Spotify, Deezer, Apple Music… Si les plateformes de streaming semblent régner sur l’industrie musicale depuis quelques années, les chiffres de croissance stagnent depuis plusieurs mois. Comment expliquer cette nouvelle tendance ?
Un marché arrivé à maturité ?
Après plus d’une décennie de croissance fulgurante, le streaming musical en France marque un sérieux coup d’arrêt. Selon les derniers chiffres du SNEP, les revenus générés par le streaming au premier semestre 2025 n’ont progressé que de 3,4 %. C’est une décélération nette par rapport aux +10,1 % enregistrés à la même période en 2024 et aux +10,4 % de 2023. Sur les vingt-quatre derniers mois, le taux de croissance annuel moyen du streaming s’établit à 5,85 %, loin des 20 % qui avaient caractérisé la période 2020-2023, déjà en ralentissement par rapport aux années 2016-2019. Le phénomène n’est pas isolé : aux États-Unis, au Royaume-Uni ou en Allemagne, les marchés dits “développés” montrent les mêmes signes d’essoufflement.
Dans le détail, le taux d’abonnement, qui représente 63 % des revenus du secteur, n’a augmenté que de 4,9 % sur la période, contre plus de 11 % un an plus tôt. Le streaming financé par la publicité ne fait guère mieux, et le streaming vidéo recule même de 6%, alors qu’il était encore en croissance en 2024. Les hausses de prix récentes des principales plateformes n’ont pas encore produit d’effet, et la question se pose : le marché a-t-il atteint un plafond ? La plupart des amateur.rice.s de musique sont déjà abonné.e.s, et la conquête de nouveaux utilisateurs devient plus difficile.
Un marché en mutation où le physique reprend des couleurs
Si le streaming ralentit, le marché global de la musique enregistrée continue pourtant de progresser, affichant +3,4 % sur un an au premier semestre 2025 pour atteindre 432 millions d’euros, soit 55 % de plus qu’en 2020. Cette dynamique est en partie portée par un retour en force du support physique. Les ventes d’albums physiques sont en hausse de 4,4 %, avec un spectaculaire +9,4 % pour les vinyles, après une quasi-stagnation l’an passé. Ce regain confirme l’attrait des fans pour des objets tangibles et des expériences plus “incarnées” dans un univers musical de plus en plus dématérialisé.

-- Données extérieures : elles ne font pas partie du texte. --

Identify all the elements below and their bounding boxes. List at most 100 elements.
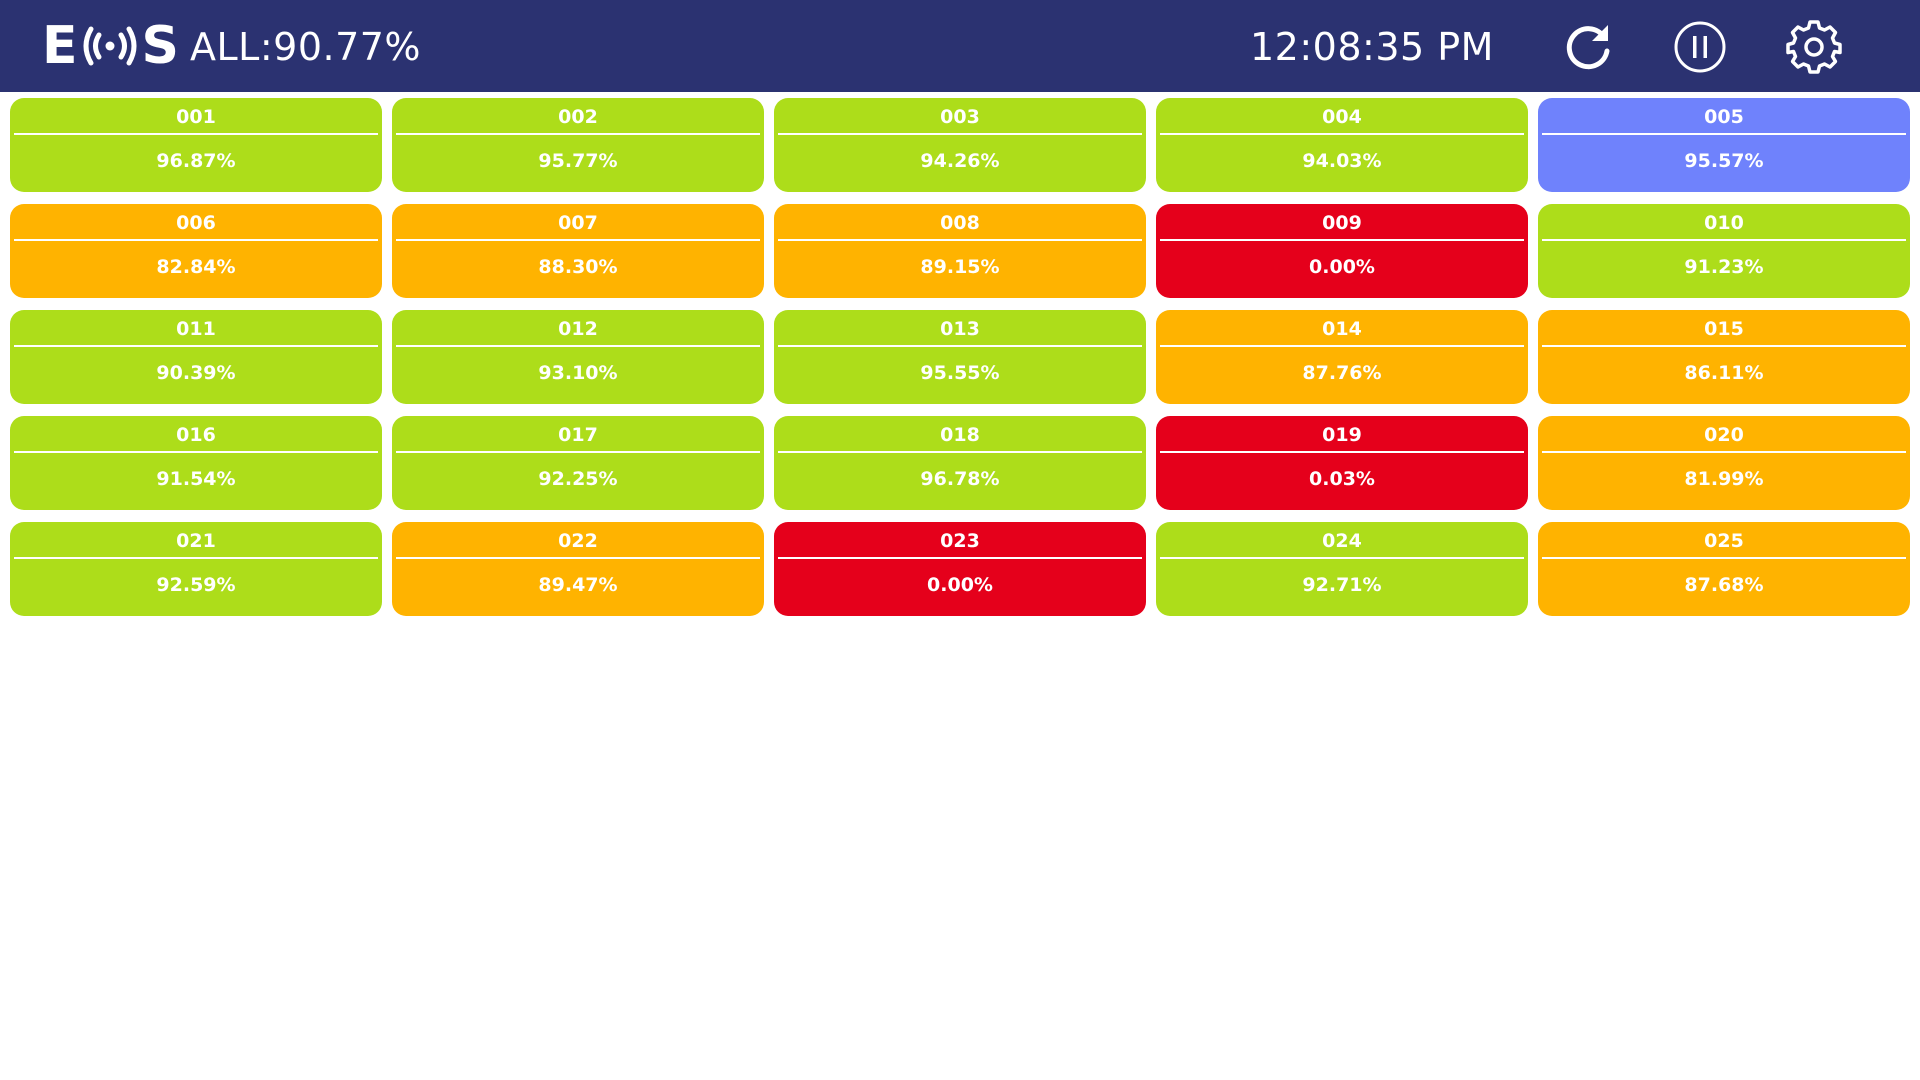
station-percentage: 95.77% xyxy=(538,150,618,172)
station-percentage: 82.84% xyxy=(156,256,236,278)
top-bar: E S ALL:90.77% 12:08:35 PM xyxy=(0,0,1920,92)
station-tile[interactable]: 016 91.54% xyxy=(10,416,382,510)
station-percentage: 91.23% xyxy=(1684,256,1764,278)
tile-divider xyxy=(396,345,760,347)
station-tile[interactable]: 014 87.76% xyxy=(1156,310,1528,404)
station-tile[interactable]: 007 88.30% xyxy=(392,204,764,298)
tile-divider xyxy=(396,557,760,559)
station-tile[interactable]: 025 87.68% xyxy=(1538,522,1910,616)
station-percentage: 94.26% xyxy=(920,150,1000,172)
station-percentage: 86.11% xyxy=(1684,362,1764,384)
station-percentage: 95.55% xyxy=(920,362,1000,384)
refresh-button[interactable] xyxy=(1560,19,1616,75)
station-id: 007 xyxy=(558,212,598,234)
station-grid: 001 96.87% 002 95.77% 003 94.26% 004 94.03% 005 9… xyxy=(10,98,1910,616)
station-tile[interactable]: 015 86.11% xyxy=(1538,310,1910,404)
station-id: 009 xyxy=(1322,212,1362,234)
station-id: 003 xyxy=(940,106,980,128)
tile-divider xyxy=(14,451,378,453)
station-tile[interactable]: 001 96.87% xyxy=(10,98,382,192)
station-percentage: 96.78% xyxy=(920,468,1000,490)
station-percentage: 92.59% xyxy=(156,574,236,596)
station-id: 015 xyxy=(1704,318,1744,340)
station-percentage: 0.03% xyxy=(1309,468,1375,490)
station-percentage: 90.39% xyxy=(156,362,236,384)
station-percentage: 87.68% xyxy=(1684,574,1764,596)
station-id: 005 xyxy=(1704,106,1744,128)
station-tile[interactable]: 005 95.57% xyxy=(1538,98,1910,192)
clock-time: 12:08:35 PM xyxy=(1250,25,1494,69)
station-tile[interactable]: 006 82.84% xyxy=(10,204,382,298)
tile-divider xyxy=(1160,239,1524,241)
station-tile[interactable]: 003 94.26% xyxy=(774,98,1146,192)
logo-letter-e: E xyxy=(42,16,78,76)
station-tile[interactable]: 021 92.59% xyxy=(10,522,382,616)
station-tile[interactable]: 019 0.03% xyxy=(1156,416,1528,510)
station-tile[interactable]: 018 96.78% xyxy=(774,416,1146,510)
station-id: 021 xyxy=(176,530,216,552)
tile-divider xyxy=(14,557,378,559)
station-id: 022 xyxy=(558,530,598,552)
station-tile[interactable]: 022 89.47% xyxy=(392,522,764,616)
tile-divider xyxy=(1160,133,1524,135)
station-tile[interactable]: 023 0.00% xyxy=(774,522,1146,616)
settings-button[interactable] xyxy=(1786,19,1842,75)
pause-button[interactable] xyxy=(1672,19,1728,75)
tile-divider xyxy=(778,345,1142,347)
station-id: 016 xyxy=(176,424,216,446)
station-id: 017 xyxy=(558,424,598,446)
pause-icon xyxy=(1674,21,1726,73)
station-id: 004 xyxy=(1322,106,1362,128)
station-tile[interactable]: 004 94.03% xyxy=(1156,98,1528,192)
station-tile[interactable]: 009 0.00% xyxy=(1156,204,1528,298)
station-tile[interactable]: 024 92.71% xyxy=(1156,522,1528,616)
station-percentage: 87.76% xyxy=(1302,362,1382,384)
tile-divider xyxy=(778,557,1142,559)
tile-divider xyxy=(14,133,378,135)
tile-divider xyxy=(1160,557,1524,559)
station-percentage: 92.25% xyxy=(538,468,618,490)
tile-divider xyxy=(778,451,1142,453)
station-id: 023 xyxy=(940,530,980,552)
station-tile[interactable]: 017 92.25% xyxy=(392,416,764,510)
station-id: 025 xyxy=(1704,530,1744,552)
station-id: 020 xyxy=(1704,424,1744,446)
tile-divider xyxy=(396,451,760,453)
station-tile[interactable]: 012 93.10% xyxy=(392,310,764,404)
station-id: 006 xyxy=(176,212,216,234)
station-tile[interactable]: 002 95.77% xyxy=(392,98,764,192)
tile-divider xyxy=(396,239,760,241)
tile-divider xyxy=(1542,133,1906,135)
station-percentage: 94.03% xyxy=(1302,150,1382,172)
station-id: 002 xyxy=(558,106,598,128)
tile-divider xyxy=(1160,451,1524,453)
station-percentage: 0.00% xyxy=(1309,256,1375,278)
tile-divider xyxy=(14,345,378,347)
gear-icon xyxy=(1786,20,1842,74)
tile-divider xyxy=(1542,557,1906,559)
station-percentage: 93.10% xyxy=(538,362,618,384)
tile-divider xyxy=(1542,345,1906,347)
station-id: 010 xyxy=(1704,212,1744,234)
station-id: 019 xyxy=(1322,424,1362,446)
station-percentage: 96.87% xyxy=(156,150,236,172)
station-percentage: 95.57% xyxy=(1684,150,1764,172)
station-tile[interactable]: 013 95.55% xyxy=(774,310,1146,404)
station-id: 011 xyxy=(176,318,216,340)
overall-percentage: ALL:90.77% xyxy=(190,25,422,69)
station-percentage: 91.54% xyxy=(156,468,236,490)
station-tile[interactable]: 008 89.15% xyxy=(774,204,1146,298)
refresh-icon xyxy=(1566,25,1610,70)
station-percentage: 88.30% xyxy=(538,256,618,278)
app-logo: E S xyxy=(42,19,179,73)
station-tile[interactable]: 020 81.99% xyxy=(1538,416,1910,510)
tile-divider xyxy=(396,133,760,135)
station-id: 012 xyxy=(558,318,598,340)
station-tile[interactable]: 011 90.39% xyxy=(10,310,382,404)
signal-waves-logo-icon xyxy=(83,26,137,66)
tile-divider xyxy=(1542,239,1906,241)
station-tile[interactable]: 010 91.23% xyxy=(1538,204,1910,298)
station-id: 001 xyxy=(176,106,216,128)
station-id: 013 xyxy=(940,318,980,340)
station-id: 008 xyxy=(940,212,980,234)
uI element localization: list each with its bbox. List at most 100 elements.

Autre bonne nouvelle pour la filière : la vitalité de la production française. Quinze albums hexagonaux figurent dans le top 20 des meilleures ventes du semestre. Des artistes confirmé.e.s côtoient une nouvelle génération prometteuse, dont plusieurs jeunes talents féminins qui placent leur premier album dans le top 20. Si le streaming reste dominant, pesant pour 80 % des revenus du secteur, cette diversification (entre abonnements, publicités, ventes physiques et production locale) permet au marché français de garder une dynamique positive. Pour les artistes, le message est clair : le tout-streaming n’est plus l’unique horizon, et miser sur une offre hybride, entre présence numérique et objets physiques, pourrait bien être la clé des prochaines années.